I submit that Jacoby was sent packing because he thinks for himself, and in so doing, became a threat to those in power at the Globe. Thought, you see, does not bow to power, and it certainly doesn't kowtow to political correctness. It can't accept an ideology of might makes right. This is why doctrinaire liberals and the politically correct can't stand it.
And this indicates what is ahead for us. There are two mindsets in this country on collision course. One is the residual belief in the political philosophy of the signers of the Declaration of Independence: individual freedoms, property rights including the right to own guns, freedom of transaction, freedom of association, freedom of expression including the right to profess one's faith in a Higher Power openly and publicly. It finds expression in gunowners' rights movements, in the fast-growing homeschooling movement and in independent colleges which refuse all Federal Government dollars (e.g., Hillsdale College). That this philosophy has survived successive assaults by Progressives, New Dealers, Marxists, Maoists, New Leftists, all the way up through the years of the Clinton-Gore-Reno Regime, is a testimony to its enormous strength. Given today's situation, it is now finding expression in neosecessionist stirrings such as those to be found in the Southern Party and the League of the South. Independence movements also exist in Hawaii, Alaska, and in other parts of the continental U.S.
The other: what we call doctrinaire liberalism and political correctness, the ideology of might makes right.
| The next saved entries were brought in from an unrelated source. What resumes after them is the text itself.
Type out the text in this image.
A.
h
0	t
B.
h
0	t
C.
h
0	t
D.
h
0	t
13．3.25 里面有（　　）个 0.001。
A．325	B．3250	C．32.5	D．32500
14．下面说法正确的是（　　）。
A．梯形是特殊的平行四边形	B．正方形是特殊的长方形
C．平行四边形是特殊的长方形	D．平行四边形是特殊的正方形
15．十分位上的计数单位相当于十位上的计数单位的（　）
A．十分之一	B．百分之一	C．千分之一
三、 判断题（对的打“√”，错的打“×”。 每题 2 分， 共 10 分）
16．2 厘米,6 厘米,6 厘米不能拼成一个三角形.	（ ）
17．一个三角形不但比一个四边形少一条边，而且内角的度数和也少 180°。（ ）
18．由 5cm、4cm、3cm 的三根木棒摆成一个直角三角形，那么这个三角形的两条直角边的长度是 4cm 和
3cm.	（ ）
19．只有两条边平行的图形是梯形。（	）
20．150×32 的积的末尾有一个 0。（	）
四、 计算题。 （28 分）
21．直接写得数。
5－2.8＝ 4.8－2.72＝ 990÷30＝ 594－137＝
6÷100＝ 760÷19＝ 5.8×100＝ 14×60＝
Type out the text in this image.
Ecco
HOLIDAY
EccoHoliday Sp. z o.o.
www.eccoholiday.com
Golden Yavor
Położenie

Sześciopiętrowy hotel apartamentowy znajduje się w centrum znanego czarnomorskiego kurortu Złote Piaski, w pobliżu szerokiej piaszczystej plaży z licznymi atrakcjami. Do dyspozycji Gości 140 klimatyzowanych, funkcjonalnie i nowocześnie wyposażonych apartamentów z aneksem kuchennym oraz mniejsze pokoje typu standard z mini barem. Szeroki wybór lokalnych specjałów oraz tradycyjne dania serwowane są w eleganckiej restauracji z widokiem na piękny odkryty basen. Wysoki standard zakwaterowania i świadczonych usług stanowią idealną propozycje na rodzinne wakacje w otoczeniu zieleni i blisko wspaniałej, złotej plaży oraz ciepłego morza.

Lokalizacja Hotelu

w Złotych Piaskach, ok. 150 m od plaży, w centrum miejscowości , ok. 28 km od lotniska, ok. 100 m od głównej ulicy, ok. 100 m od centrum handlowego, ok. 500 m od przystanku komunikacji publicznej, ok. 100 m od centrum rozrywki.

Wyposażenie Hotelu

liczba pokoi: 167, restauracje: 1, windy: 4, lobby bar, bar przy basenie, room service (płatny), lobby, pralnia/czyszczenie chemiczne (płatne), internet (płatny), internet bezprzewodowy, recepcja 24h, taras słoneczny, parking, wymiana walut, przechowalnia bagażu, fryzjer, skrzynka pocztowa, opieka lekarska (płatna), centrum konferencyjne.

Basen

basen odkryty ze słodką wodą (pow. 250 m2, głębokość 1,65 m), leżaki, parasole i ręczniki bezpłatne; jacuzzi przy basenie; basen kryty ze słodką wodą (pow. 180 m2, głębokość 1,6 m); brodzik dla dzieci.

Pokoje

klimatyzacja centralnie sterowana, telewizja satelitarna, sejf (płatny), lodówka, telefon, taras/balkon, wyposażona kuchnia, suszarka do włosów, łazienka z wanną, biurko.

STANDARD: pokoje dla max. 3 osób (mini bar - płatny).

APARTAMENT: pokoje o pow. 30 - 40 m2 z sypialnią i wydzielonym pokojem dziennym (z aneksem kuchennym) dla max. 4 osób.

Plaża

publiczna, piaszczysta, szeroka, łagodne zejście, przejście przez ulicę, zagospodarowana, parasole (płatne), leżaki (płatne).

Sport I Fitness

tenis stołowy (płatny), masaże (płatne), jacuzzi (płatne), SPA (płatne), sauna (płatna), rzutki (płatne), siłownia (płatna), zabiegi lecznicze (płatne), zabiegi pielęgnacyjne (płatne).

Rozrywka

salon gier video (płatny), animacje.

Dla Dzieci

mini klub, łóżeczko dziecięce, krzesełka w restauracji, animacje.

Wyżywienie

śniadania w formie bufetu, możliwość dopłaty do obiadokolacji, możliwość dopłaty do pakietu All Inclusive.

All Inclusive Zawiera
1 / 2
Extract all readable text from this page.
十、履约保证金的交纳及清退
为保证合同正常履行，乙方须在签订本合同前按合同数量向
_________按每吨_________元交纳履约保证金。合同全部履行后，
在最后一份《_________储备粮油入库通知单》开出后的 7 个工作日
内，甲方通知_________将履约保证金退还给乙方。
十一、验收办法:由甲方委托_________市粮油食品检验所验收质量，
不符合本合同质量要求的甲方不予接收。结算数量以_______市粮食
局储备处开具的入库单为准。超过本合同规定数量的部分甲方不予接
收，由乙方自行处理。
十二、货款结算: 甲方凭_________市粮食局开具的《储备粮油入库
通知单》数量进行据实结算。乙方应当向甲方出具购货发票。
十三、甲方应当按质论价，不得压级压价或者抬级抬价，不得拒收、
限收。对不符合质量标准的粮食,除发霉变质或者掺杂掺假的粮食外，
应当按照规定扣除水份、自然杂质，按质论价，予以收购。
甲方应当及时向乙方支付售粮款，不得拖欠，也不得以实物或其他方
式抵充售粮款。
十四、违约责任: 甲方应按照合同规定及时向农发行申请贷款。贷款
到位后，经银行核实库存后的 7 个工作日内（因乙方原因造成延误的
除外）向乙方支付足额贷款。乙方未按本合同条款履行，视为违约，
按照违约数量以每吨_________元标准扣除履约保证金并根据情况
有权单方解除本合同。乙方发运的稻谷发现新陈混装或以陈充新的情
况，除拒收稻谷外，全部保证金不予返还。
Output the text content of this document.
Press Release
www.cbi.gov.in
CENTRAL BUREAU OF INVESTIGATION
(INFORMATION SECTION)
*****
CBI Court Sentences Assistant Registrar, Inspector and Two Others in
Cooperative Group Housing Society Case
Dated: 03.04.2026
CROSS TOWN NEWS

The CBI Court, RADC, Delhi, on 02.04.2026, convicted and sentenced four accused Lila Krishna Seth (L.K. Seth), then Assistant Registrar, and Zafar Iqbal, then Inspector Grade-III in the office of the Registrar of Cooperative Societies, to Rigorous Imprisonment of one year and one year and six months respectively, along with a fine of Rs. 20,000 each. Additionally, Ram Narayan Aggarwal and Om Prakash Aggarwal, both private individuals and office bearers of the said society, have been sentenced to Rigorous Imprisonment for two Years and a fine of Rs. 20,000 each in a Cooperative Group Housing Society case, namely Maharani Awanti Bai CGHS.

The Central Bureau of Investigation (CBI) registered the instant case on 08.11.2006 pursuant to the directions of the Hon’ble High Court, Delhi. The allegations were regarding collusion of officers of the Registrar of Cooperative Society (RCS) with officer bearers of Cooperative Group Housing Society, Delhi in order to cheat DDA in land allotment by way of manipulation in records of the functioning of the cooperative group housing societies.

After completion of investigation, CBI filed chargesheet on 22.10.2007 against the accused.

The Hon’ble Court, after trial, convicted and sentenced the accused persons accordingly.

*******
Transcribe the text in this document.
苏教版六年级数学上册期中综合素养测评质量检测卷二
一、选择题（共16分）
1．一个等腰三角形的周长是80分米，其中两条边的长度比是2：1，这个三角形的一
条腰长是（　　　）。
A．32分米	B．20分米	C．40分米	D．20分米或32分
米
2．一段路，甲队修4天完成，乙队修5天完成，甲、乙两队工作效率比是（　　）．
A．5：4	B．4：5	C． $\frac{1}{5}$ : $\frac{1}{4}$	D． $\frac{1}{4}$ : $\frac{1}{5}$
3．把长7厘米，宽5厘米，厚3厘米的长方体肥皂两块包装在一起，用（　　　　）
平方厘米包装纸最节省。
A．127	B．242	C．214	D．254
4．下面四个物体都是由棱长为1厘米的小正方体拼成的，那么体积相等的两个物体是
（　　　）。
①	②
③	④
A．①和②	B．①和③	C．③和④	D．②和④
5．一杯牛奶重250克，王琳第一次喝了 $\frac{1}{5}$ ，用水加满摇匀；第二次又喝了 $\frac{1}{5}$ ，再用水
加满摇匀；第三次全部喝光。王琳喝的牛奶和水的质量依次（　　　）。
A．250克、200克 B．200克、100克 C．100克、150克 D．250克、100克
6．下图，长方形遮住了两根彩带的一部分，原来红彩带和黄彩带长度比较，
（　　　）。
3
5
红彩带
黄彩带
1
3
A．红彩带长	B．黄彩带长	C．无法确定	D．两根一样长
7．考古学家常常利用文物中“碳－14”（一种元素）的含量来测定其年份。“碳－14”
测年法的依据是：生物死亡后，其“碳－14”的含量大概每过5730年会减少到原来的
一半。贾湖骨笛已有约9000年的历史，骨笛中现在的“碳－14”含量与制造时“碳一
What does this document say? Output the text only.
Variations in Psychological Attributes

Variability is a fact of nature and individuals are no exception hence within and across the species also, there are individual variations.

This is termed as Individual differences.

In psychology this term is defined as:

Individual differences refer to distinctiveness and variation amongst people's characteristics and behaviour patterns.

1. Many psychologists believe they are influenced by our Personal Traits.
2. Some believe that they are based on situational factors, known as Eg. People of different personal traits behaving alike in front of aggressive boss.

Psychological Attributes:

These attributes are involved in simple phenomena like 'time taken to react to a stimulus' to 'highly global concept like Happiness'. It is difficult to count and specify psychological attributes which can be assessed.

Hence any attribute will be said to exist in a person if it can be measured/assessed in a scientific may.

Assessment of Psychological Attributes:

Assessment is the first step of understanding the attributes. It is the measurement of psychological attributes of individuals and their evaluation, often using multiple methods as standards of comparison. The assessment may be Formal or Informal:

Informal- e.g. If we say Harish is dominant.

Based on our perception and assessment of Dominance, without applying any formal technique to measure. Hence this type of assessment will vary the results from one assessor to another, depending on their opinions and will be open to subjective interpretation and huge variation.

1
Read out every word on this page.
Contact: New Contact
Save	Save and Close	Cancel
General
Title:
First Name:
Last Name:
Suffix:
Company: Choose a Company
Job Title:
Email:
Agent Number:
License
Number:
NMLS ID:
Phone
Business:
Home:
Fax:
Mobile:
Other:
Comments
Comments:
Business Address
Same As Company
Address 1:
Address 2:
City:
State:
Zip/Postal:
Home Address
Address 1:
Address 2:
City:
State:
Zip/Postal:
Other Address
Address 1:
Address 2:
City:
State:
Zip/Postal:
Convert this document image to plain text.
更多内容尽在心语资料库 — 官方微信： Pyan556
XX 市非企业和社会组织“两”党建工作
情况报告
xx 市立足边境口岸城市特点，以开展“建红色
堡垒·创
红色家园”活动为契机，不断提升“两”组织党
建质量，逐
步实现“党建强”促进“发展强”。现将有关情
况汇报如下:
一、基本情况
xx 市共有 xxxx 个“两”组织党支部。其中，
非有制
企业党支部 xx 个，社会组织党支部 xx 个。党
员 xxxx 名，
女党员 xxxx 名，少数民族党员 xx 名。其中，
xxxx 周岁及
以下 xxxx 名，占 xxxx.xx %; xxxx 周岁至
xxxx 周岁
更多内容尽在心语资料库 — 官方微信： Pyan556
Consider the political philosophy of Thrasymachus, the cynical Sophist of Plato's Republic. For Thrasymachus, justice is merely the advantage of the stronger. There's the philosophical root of the liberal double-standard: one set of rules for those in power, another for dissidents. This last is what doctrinaire liberalism, for all its talk of "tolerance" and of "social justice," comes down to. We see the double-standard manifested every time a campaign of professional and personal destruction is visited upon a John Rocker who steps on politically correct shibboleths while a Bryant Gumbel is allowed to direct casual obscenities toward Christians. We see it when a Jeff Jacoby writes about the signers of the Declaration of Independence and is told to clean out his office.
The two philosophies cannot co-exist indefinitely. Sooner or later we will have to decide: freedom or serfdom? Free speech or political correctness? The philosophy of the Declaration of Independence, or the authoritarianism of the Clinton-Gore-Reno Regime and the thought police? Eventually, we may see open clashes between these two, as leftists grow increasingly brazen and militant. Before the dirt settles, we may find ourselves having to make the same kinds of sacrifices the signers of the Declaration of Independence had to make. Those Jeff Jacoby wrote about lost much more than a job. But most would quickly add that their sacrifices for the cause of liberty were worth it.
Of course, doctrinaire liberals in power in places like CBS and the Boston Globe could prove me wrong. All the former would have to do is suspend Bryant Gumbel without pay for four months, followed by a "serious rethink" of his attitude toward guests on his show. All the latter would have to do is unconditionally reinstate Jeff Jacoby. Needless to say, I'm not holding my breath.
July 15, 2000
Steven Yates is the author of Civil Wrongs: What Went Wrong With Affirmative Action (San Francisco: ICS Press, 1994) and numerous articles and reviews. He lives and freelance writes in Columbia, South Carolina.